Whether its Martin Scorsese crafting another mafioso masterpiece or Robert DeNiro leading the ultimate heist in Heat, crime dramas are among some of the most revered works in film. At its best, the genre can display an artful balance between popcorn thrills and substantive content, with the latest entry in the genre Hustlers replicating some of the best aspects of the genre while infusing its own sincerely conceived ideas.
Set amidst the 2008 financial crisis, Hustlers follows Destiny (Constance Wu), a down-on-her-luck former stripper who is trying to stay afloat as a single mother. When a former friend and colleague Ramona (Jennifer Lopez) comes back into her life, the two conspire a plan to turn the tables on the corrupt Wall Street brokers.

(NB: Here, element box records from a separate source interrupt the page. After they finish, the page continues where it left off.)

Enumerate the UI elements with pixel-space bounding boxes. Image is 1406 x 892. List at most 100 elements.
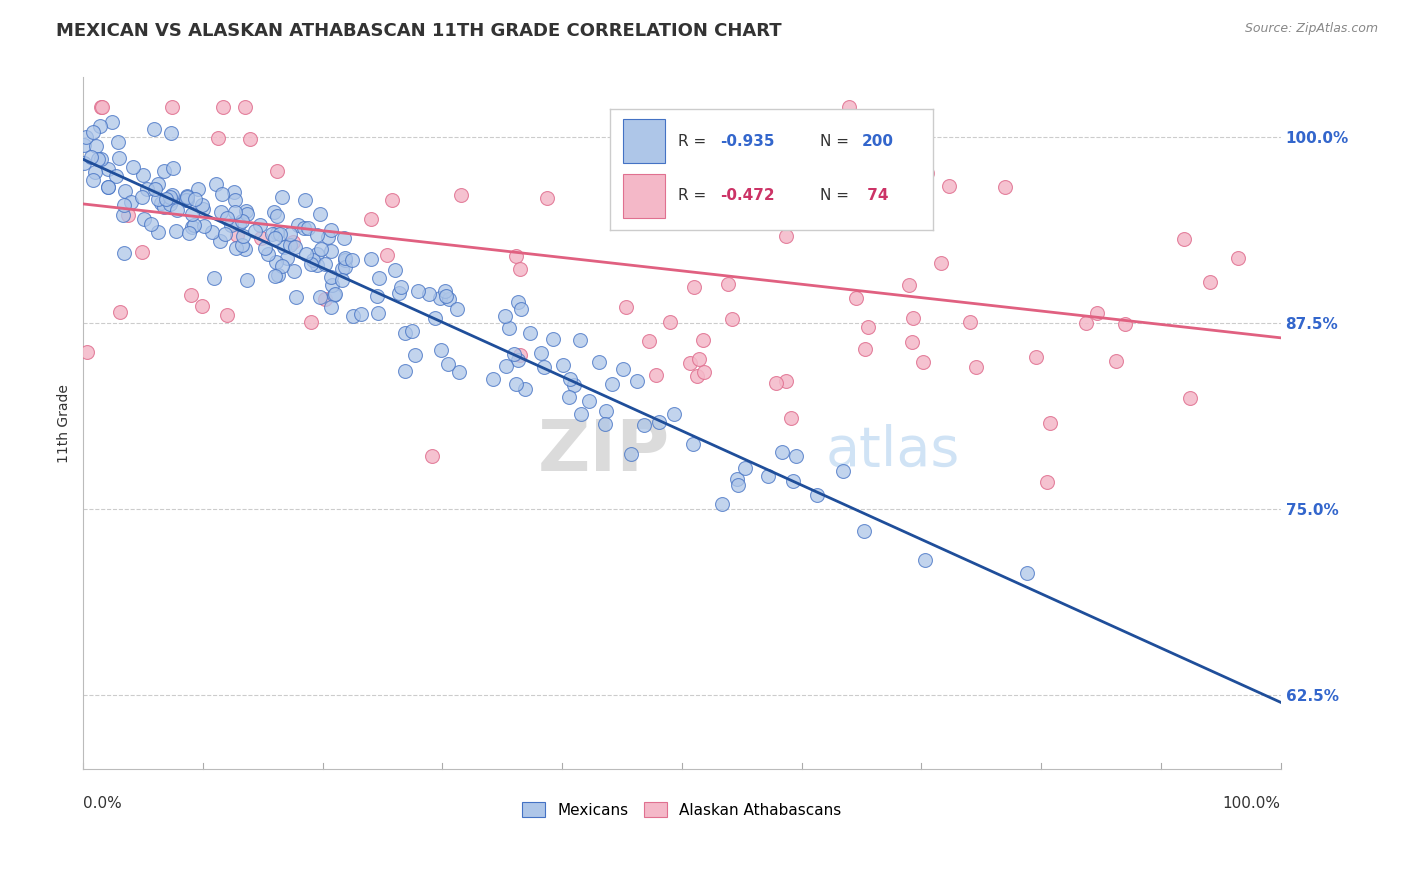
Point xyxy=(114,184,136,198)
Point xyxy=(112,246,135,260)
Point xyxy=(593,417,616,432)
Point xyxy=(112,198,135,212)
Point xyxy=(725,472,748,486)
Point xyxy=(273,239,295,253)
Point xyxy=(717,184,740,198)
Point xyxy=(150,196,173,211)
Point xyxy=(508,295,530,310)
Point xyxy=(226,228,249,243)
Point xyxy=(858,320,880,334)
Point xyxy=(1173,232,1195,246)
Point xyxy=(264,255,287,269)
Point xyxy=(228,217,250,231)
Point xyxy=(211,100,233,114)
Point xyxy=(688,351,710,366)
Text: ZIP: ZIP xyxy=(538,417,671,485)
Point xyxy=(513,382,536,396)
Point xyxy=(505,248,527,262)
Point xyxy=(333,251,356,265)
Point xyxy=(160,126,183,140)
Point xyxy=(683,280,706,294)
Point xyxy=(214,227,236,241)
Text: atlas: atlas xyxy=(825,424,960,478)
Point xyxy=(482,372,505,386)
Point xyxy=(160,187,183,202)
Point xyxy=(231,214,253,228)
Point xyxy=(710,497,733,511)
Point xyxy=(727,478,749,492)
Point xyxy=(314,257,336,271)
Point xyxy=(578,394,600,409)
Point xyxy=(250,231,273,245)
Point xyxy=(243,224,266,238)
Point xyxy=(430,343,453,357)
Point xyxy=(301,253,323,268)
Point xyxy=(311,242,333,256)
Point xyxy=(202,271,225,285)
Point xyxy=(659,315,682,329)
Point xyxy=(217,211,239,226)
Point xyxy=(307,258,329,272)
Point xyxy=(773,153,796,167)
Point xyxy=(509,301,531,316)
Point xyxy=(1038,417,1060,431)
Point xyxy=(131,168,153,182)
Point xyxy=(84,165,107,179)
Point xyxy=(533,360,555,375)
Point xyxy=(612,362,634,376)
Point xyxy=(845,291,868,305)
Point xyxy=(284,240,307,254)
Point xyxy=(271,190,294,204)
Point xyxy=(75,130,97,145)
Point xyxy=(389,280,412,294)
Point xyxy=(266,164,288,178)
Point xyxy=(233,100,256,114)
Point xyxy=(633,418,655,433)
Point xyxy=(233,243,256,257)
Point xyxy=(222,186,245,200)
Point xyxy=(678,356,700,370)
Point xyxy=(184,192,207,206)
Point xyxy=(498,321,520,335)
Point xyxy=(84,138,107,153)
Point xyxy=(1105,353,1128,368)
Point xyxy=(187,181,209,195)
Point xyxy=(120,194,142,209)
Point xyxy=(82,173,104,187)
Point xyxy=(263,205,285,219)
Point xyxy=(153,164,176,178)
Point xyxy=(366,289,388,303)
Point xyxy=(330,261,353,276)
Point xyxy=(831,464,853,478)
Point xyxy=(965,359,987,374)
Point xyxy=(682,436,704,450)
Point xyxy=(330,273,353,287)
Point xyxy=(316,230,339,244)
Point xyxy=(1114,317,1136,331)
Point xyxy=(780,410,803,425)
Point xyxy=(1036,475,1059,489)
Point xyxy=(146,225,169,239)
Point xyxy=(692,333,714,347)
Point xyxy=(87,152,110,166)
Point xyxy=(207,131,229,145)
Point xyxy=(191,299,214,313)
Point xyxy=(236,207,259,221)
Point xyxy=(509,261,531,276)
Point xyxy=(108,151,131,165)
Point xyxy=(322,288,344,302)
Point xyxy=(146,193,169,207)
Point xyxy=(853,342,876,356)
Point xyxy=(231,237,253,252)
Point xyxy=(404,348,426,362)
Point xyxy=(121,160,143,174)
Point xyxy=(418,286,440,301)
Point xyxy=(132,211,155,226)
Point xyxy=(495,359,517,373)
Point xyxy=(1199,276,1222,290)
Point xyxy=(775,374,797,388)
Point xyxy=(278,227,301,241)
Point xyxy=(299,315,322,329)
Point xyxy=(360,212,382,227)
Point xyxy=(253,242,276,256)
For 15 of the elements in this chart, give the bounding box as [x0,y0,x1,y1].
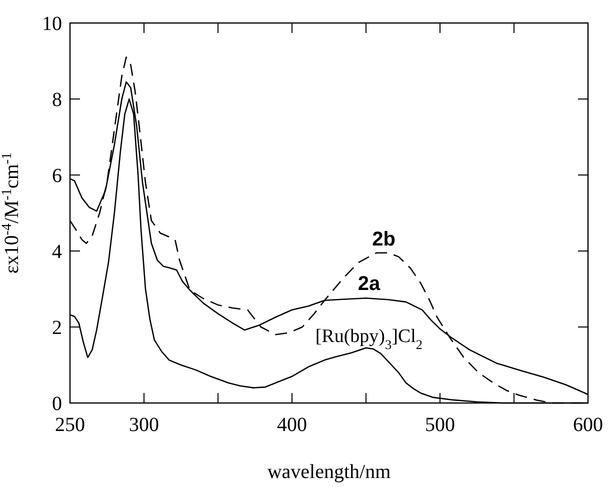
x-tick-label: 400 [277,414,307,436]
x-tick-label: 300 [129,414,159,436]
series-label: 2a [358,272,381,295]
y-tick-label: 2 [52,317,62,339]
x-tick-label: 250 [55,414,85,436]
y-tick-label: 0 [52,393,62,415]
x-tick-label: 600 [573,414,603,436]
series-label: 2b [372,228,396,250]
y-tick-label: 4 [52,241,62,263]
x-axis-title: wavelength/nm [267,461,392,483]
y-tick-label: 6 [52,165,62,187]
series-label: [Ru(bpy)$_{3}$]Cl$_{2}$ [315,326,423,352]
x-tick-label: 500 [425,414,455,436]
y-tick-label: 8 [52,89,62,111]
y-tick-label: 10 [42,13,62,35]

Writer and director Lorene Scafaria has made an impact with underappreciated works like Seeking a Friend for the End of the World, but I would argue Hustlers is her breakout as a craftsman. This is an impressive balancing act for Scafaria, meshing together an envolving true crime story along with a genuinely moving story of friends coming together against the crushing financial system that impacted their lives.

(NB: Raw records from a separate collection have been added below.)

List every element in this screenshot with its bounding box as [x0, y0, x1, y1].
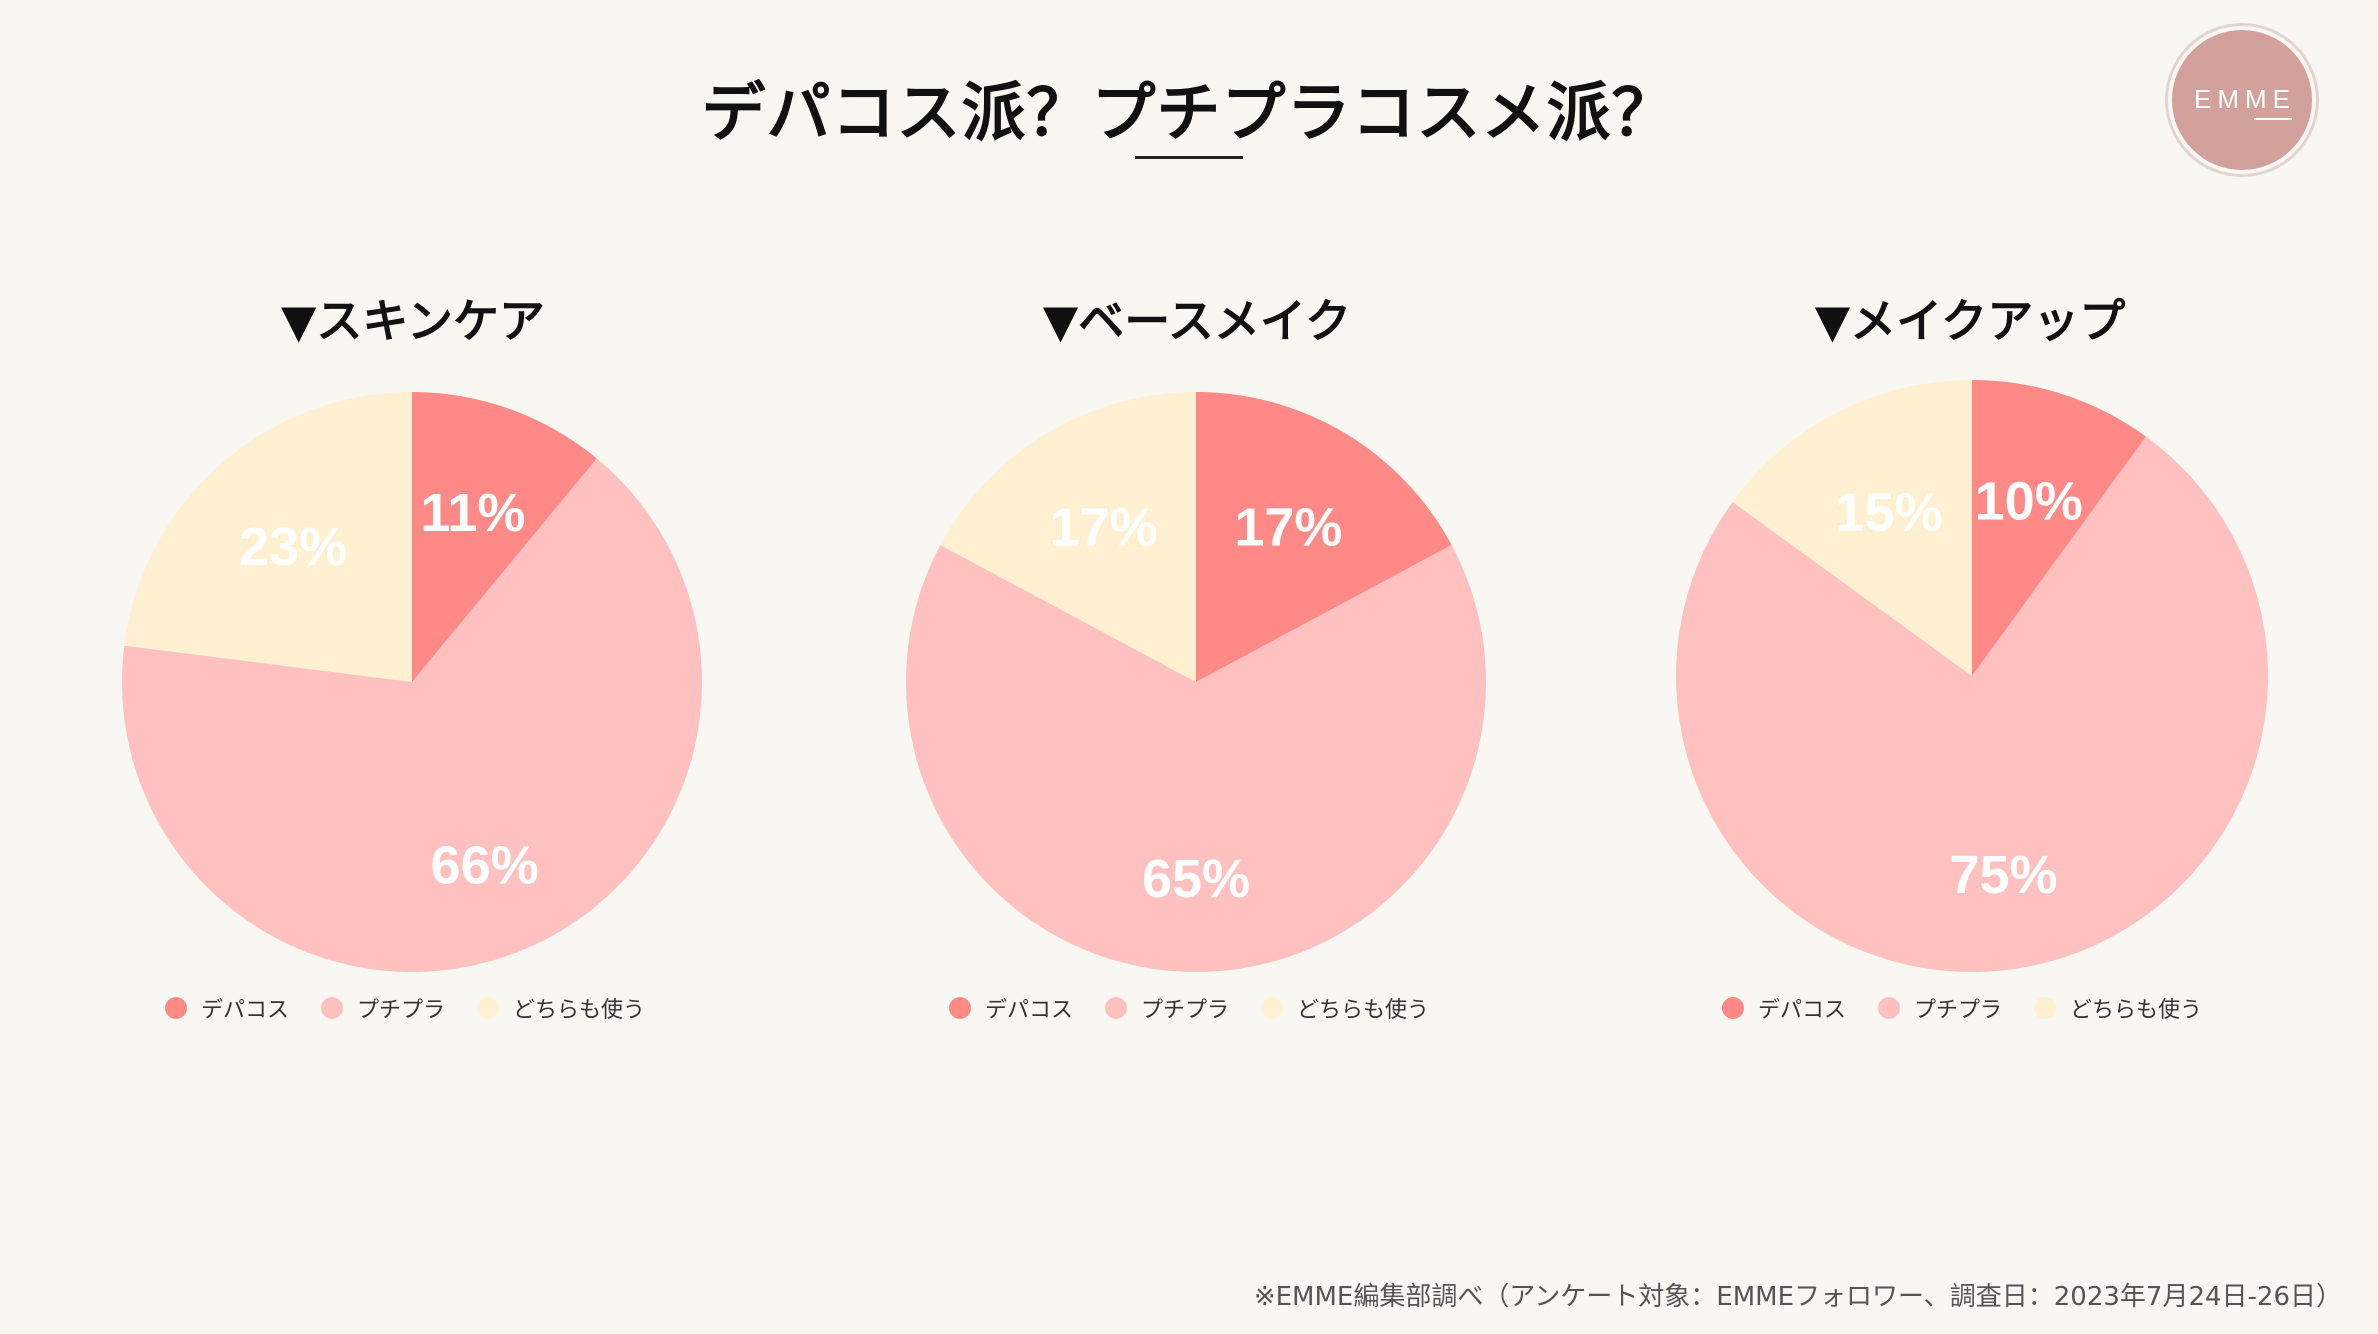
- pie-label-depacos: 10%: [1975, 472, 2083, 532]
- pie-label-dochira: 15%: [1835, 483, 1943, 543]
- pie-chart-basemake: 17% 65% 17%: [905, 392, 1486, 973]
- legend-label: デパコス: [1758, 998, 1847, 1023]
- pie-slice-puchipura: [122, 458, 703, 973]
- legend-item-depacos: デパコス: [165, 992, 289, 1024]
- source-footnote: ※EMME編集部調べ（アンケート対象：EMMEフォロワー、調査日：2023年7月…: [1253, 1282, 2342, 1312]
- legend-label: デパコス: [201, 998, 290, 1023]
- logo-underline: [2254, 118, 2292, 120]
- title-divider: [1135, 156, 1243, 159]
- legend-item-dochira: どちらも使う: [1261, 992, 1429, 1024]
- legend-makeup: デパコス プチプラ どちらも使う: [1722, 990, 2202, 1026]
- page-title: デパコス派？プチプラコスメ派？: [701, 77, 1677, 151]
- legend-label: どちらも使う: [1297, 998, 1430, 1023]
- pie-slice-dochira: [124, 392, 412, 682]
- pie-label-puchipura: 65%: [1142, 849, 1250, 909]
- legend-item-puchipura: プチプラ: [1878, 992, 2002, 1024]
- legend-swatch-dochira: [2034, 997, 2057, 1019]
- pie-label-puchipura: 66%: [431, 835, 539, 895]
- legend-label: デパコス: [985, 998, 1074, 1023]
- emme-logo[interactable]: EMME: [2172, 30, 2312, 170]
- pie-slice-dochira: [940, 392, 1196, 682]
- pie-label-puchipura: 75%: [1949, 845, 2057, 905]
- pie-label-depacos: 11%: [420, 483, 525, 543]
- legend-basemake: デパコス プチプラ どちらも使う: [949, 990, 1429, 1026]
- legend-swatch-dochira: [1261, 997, 1284, 1019]
- legend-swatch-depacos: [1722, 997, 1744, 1019]
- legend-swatch-puchipura: [321, 997, 344, 1019]
- logo-text: EMME: [2194, 84, 2296, 114]
- legend-item-depacos: デパコス: [1722, 992, 1846, 1024]
- legend-item-puchipura: プチプラ: [1105, 992, 1229, 1024]
- pie-slice-puchipura: [1676, 436, 2269, 973]
- chart-title-skincare: ▼スキンケア: [281, 294, 545, 348]
- legend-swatch-puchipura: [1878, 997, 1901, 1019]
- pie-slice-puchipura: [905, 545, 1486, 973]
- legend-swatch-puchipura: [1105, 997, 1128, 1019]
- legend-swatch-depacos: [949, 997, 971, 1019]
- legend-swatch-dochira: [477, 997, 500, 1019]
- pie-slice-dochira: [1732, 380, 1972, 676]
- pie-chart-makeup: 10% 75% 15%: [1676, 380, 2269, 973]
- pie-slice-depacos: [1196, 392, 1452, 682]
- legend-item-dochira: どちらも使う: [2034, 992, 2202, 1024]
- pie-slice-depacos: [412, 392, 597, 682]
- legend-label: プチプラ: [1141, 998, 1230, 1023]
- chart-title-makeup: ▼メイクアップ: [1814, 294, 2126, 348]
- chart-title-basemake: ▼ベースメイク: [1042, 294, 1352, 348]
- legend-item-depacos: デパコス: [949, 992, 1073, 1024]
- pie-label-dochira: 17%: [1050, 498, 1158, 558]
- pie-label-depacos: 17%: [1234, 498, 1342, 558]
- legend-item-puchipura: プチプラ: [321, 992, 445, 1024]
- legend-label: どちらも使う: [2070, 998, 2203, 1023]
- legend-item-dochira: どちらも使う: [477, 992, 645, 1024]
- legend-label: どちらも使う: [513, 998, 646, 1023]
- pie-label-dochira: 23%: [239, 517, 347, 577]
- legend-skincare: デパコス プチプラ どちらも使う: [165, 990, 645, 1026]
- legend-swatch-depacos: [165, 997, 187, 1019]
- legend-label: プチプラ: [1914, 998, 2003, 1023]
- pie-slice-depacos: [1972, 380, 2146, 676]
- legend-label: プチプラ: [357, 998, 446, 1023]
- pie-chart-skincare: 11% 66% 23%: [122, 392, 703, 973]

As a writer, she possesses apt knowledge of structuring a story, with its patient first act providing ample character development before the heist kicks into gear. Once it does, Scafaria delivers a stylistically inspired effort that balances glossy imagery with kinetic editing. There is a sense of momentum that builds throughout, keeping audiences on their toes until the final scene.
The beating pulse of Hustlers is its all-star cast. Jennifer Lopez delivers an emphatic slam dunk of a performance, stealing the film (and hopefully the Oscar conversation) from the start as the maternal leader Ramona. The actor’s raw bravado and alluring charm are easy to spot, but it’s the vulnerability at the core of the character that provides the film’s impactful emotional core. Constance Wu shines as Destiny, with supporting players Keke Palmer, Lili Reinhart, and rap star Cardi B also making strong impressions with their energetic turns. I can’t say enough how strong the chemistry is between the respective cast, with the actors effectively selling the family dynamic of the central characters.
Perhaps the only aspect holding Hustlers back is its embrace of genre cliches, such as a reporter subplot that serves little purpose until the third act. Those minor issues shouldn’t stop people from having a great time with one of the year’s most refreshing crowdpleasers.